Articoli

Bufale online: che cos’è la legge di Brandolini?

Sull’autorevole rivista Nature, Phil Williamson ha scritto:

Most researchers who have tried to engage online with ill-informed journalists or pseudoscientists will be miliar with Brandolini’s law (also known as the Bullshit Asymmetry Principle): the amount of energy needed to refute bullshit is an order of magnitude bigger than that needed to produce it. Is it really worth taking the time and effort to challenge, correct and clarify articles that claim to be about science but in most cases seem to represent a political ideology?

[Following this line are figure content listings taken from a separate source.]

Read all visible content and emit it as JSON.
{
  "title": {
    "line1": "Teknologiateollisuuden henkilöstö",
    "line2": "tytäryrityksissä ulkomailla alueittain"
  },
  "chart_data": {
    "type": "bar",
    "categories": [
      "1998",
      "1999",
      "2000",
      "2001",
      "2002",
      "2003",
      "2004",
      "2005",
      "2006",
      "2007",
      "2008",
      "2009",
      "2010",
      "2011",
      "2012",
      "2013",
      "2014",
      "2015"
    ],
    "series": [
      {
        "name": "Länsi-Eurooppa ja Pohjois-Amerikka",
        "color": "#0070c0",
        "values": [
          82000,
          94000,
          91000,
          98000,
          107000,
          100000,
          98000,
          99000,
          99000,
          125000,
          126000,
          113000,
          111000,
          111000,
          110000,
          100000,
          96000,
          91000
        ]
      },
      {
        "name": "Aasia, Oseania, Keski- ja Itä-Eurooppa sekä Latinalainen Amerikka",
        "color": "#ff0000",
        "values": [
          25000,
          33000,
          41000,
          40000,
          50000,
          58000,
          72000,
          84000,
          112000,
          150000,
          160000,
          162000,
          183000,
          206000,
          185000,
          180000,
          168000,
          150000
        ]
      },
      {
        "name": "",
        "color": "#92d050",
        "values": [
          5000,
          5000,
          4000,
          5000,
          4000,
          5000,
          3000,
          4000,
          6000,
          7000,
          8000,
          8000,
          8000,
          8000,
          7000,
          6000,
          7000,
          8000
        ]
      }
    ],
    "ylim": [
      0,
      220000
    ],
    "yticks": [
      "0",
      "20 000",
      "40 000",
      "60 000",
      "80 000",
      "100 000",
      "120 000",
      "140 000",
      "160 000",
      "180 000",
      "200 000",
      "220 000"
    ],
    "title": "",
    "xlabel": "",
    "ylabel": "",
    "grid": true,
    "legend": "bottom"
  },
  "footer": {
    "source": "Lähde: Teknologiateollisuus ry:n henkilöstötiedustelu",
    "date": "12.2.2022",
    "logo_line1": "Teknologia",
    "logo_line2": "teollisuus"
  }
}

In parole povere la legge di Brandolini, che in realtà ha un altro nome meno elegante (che ti svelo nel prossimo paragrafo), dice che lo sforzo richiesto per sbugiardare una bufala online è notevolmente maggiore rispetto allo sforzo per crearla.

Williamson chiude con una domanda: vale la pena affrontare la sfida, prendersi la briga di lottare contro la disinformazione soprattutto in un Paese come il nostro, pieno zeppo di analfabeti funzionali (vedi qui un approfondimento) e di persone che vivono dentro la loro bolla di conferma? La risposta, per Williamson e per molti altri, è sì. Anche se gli sforzi non sono ripagati immediatamente, e la fatica è tanta, ma qualcuno, da qualche parte, leggerà la verità. E allora ne sarà valsa la pena.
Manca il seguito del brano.